Each has its own narrative as well, serving different purposes and different stages of the recovery. QE was always meant to help boost the momentum to a subpar growth still vulnerable to stalling or even turning south. Bond purchases were meant above all else to help ensure the unemployment rate did not level off at the wholly undesirable levels at the time.
Once the trend in unemployment is downward, however slow, much of the benefits to the bond buying has been realized; and the longer it goes, the higher the potential costs, largely due to the uncertainty of its transmission and effects on both financial market valuations and the real economy behavior. And the longer it goes, the bigger the balance sheet becomes, and the less likely the QE option can be wheeled out again.
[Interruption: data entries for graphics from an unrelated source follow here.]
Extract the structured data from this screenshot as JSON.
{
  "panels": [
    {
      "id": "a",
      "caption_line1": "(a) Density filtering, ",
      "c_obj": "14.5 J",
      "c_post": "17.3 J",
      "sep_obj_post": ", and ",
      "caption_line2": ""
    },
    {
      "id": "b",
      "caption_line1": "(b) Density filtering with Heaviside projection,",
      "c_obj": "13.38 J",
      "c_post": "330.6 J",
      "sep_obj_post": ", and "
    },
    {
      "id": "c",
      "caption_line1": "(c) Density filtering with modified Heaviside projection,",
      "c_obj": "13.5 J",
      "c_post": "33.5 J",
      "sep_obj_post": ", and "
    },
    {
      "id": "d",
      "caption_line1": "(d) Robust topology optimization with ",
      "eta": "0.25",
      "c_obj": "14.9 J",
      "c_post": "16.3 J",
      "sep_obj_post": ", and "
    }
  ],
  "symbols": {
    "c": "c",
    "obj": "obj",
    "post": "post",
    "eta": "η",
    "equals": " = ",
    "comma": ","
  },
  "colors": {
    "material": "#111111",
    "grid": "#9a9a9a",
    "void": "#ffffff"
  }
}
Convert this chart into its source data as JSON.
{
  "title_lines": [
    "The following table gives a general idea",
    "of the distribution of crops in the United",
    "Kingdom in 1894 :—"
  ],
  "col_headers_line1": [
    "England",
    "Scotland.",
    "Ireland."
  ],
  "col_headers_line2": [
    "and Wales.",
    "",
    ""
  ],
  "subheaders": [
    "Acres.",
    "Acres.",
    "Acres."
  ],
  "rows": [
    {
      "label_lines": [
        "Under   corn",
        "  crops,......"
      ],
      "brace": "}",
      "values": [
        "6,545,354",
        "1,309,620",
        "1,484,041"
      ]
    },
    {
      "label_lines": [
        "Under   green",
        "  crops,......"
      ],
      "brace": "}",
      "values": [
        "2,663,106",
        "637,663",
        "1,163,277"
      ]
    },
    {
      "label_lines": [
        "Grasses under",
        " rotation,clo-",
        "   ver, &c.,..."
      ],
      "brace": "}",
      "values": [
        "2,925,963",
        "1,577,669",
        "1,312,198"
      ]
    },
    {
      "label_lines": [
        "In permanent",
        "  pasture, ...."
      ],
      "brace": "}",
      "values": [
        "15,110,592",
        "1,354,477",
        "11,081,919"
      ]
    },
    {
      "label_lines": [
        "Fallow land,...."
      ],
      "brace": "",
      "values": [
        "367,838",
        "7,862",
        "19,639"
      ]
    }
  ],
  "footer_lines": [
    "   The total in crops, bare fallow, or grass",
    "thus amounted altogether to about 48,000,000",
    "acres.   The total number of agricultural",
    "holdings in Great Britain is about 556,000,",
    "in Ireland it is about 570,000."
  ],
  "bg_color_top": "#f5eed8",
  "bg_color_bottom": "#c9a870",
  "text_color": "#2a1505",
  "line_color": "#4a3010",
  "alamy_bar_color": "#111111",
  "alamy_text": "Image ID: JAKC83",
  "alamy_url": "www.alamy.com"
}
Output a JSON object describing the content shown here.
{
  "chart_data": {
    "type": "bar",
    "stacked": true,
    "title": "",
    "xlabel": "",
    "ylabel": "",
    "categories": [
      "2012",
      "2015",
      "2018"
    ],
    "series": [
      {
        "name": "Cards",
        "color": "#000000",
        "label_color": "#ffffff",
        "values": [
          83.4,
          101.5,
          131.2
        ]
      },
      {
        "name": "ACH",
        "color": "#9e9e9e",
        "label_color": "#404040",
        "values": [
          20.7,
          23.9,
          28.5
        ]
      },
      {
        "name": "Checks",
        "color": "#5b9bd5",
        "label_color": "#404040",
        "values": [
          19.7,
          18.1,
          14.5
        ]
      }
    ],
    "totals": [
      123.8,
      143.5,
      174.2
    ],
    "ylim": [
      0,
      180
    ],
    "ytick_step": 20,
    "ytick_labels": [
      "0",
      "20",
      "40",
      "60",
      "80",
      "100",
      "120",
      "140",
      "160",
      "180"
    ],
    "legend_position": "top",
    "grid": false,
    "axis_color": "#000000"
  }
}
Thus the need to change the mix between the two policy instruments towards the greater reliance on the better understood path for interest rates at this stage of the recovery. The rates guidance, in turn, should provide the more effective policy support as the recovery nears its much and long sought so-called “escape velocity” of self-sustaining growth.
In an ideal world, yields would be rising for the right reasons, as the recovery gathers steam, edging towards a more “natural” level — capped to a large degree by the anchoring of expectations on the short end through the credibility of the Fed’s forward guidance — that would promise a reasonably smoother adjustment to winding down the asset purchases.
Taper Reluctance, For Now
For now, there is wide agreement on the messaging that a taper is not a tightening and that the stock of total accommodation in the current open ended regime is going to end up somewhere around the $1.2 trillion mark by the time the bond purchases are wound down. If it is by more, it will not be by much, though that depends on how soon the Fed can feel confident in its forecasts on the pace of the recovery.
And that, as much as or perhaps even more than its concerns over a repeat of last summer’s market turbulence and spike in yields, seems to be making the majority of the FOMC still quite cautious in pulling the trigger on a first taper.
An especially strong Nonfarm Payroll number in the first week of December is likely to go a long way to setting market expectations and pricing for a taper, something the FOMC will not ignore. As we noted previously, if the market offers the FOMC a free hand in fully pricing in the taper and what seems to be the taper is not a tightening messaging, it will be hard to let the moment pass.
But it must be said a majority of the FOMC, albeit a slim one, will still be reluctant to begin the taper even if certain the markets are braced for it. For many, there just isn’t going to be all that much difference over when to begin tapering over the course of the often cited “next few meetings” in the total stock of accommodation or to the uncertain risks in possibly stoking asset bubbles.
But the more important trigger to the taper may be in the still uncertain outlook of a recovery that still looks just shy of the acceleration to self-sustaining growth. A dissipating tailwind to the housing recovery would raise eyebrows around the Fed system, for one, even if the headwind of fiscal drag is likely to fade next year.
Even if there is little to no tweaks to the central tendency forecasts at the December meeting, the level of confidence around those forecasts doesn’t seem to be especially high or not high enough, at least for now with the meeting three long weeks away.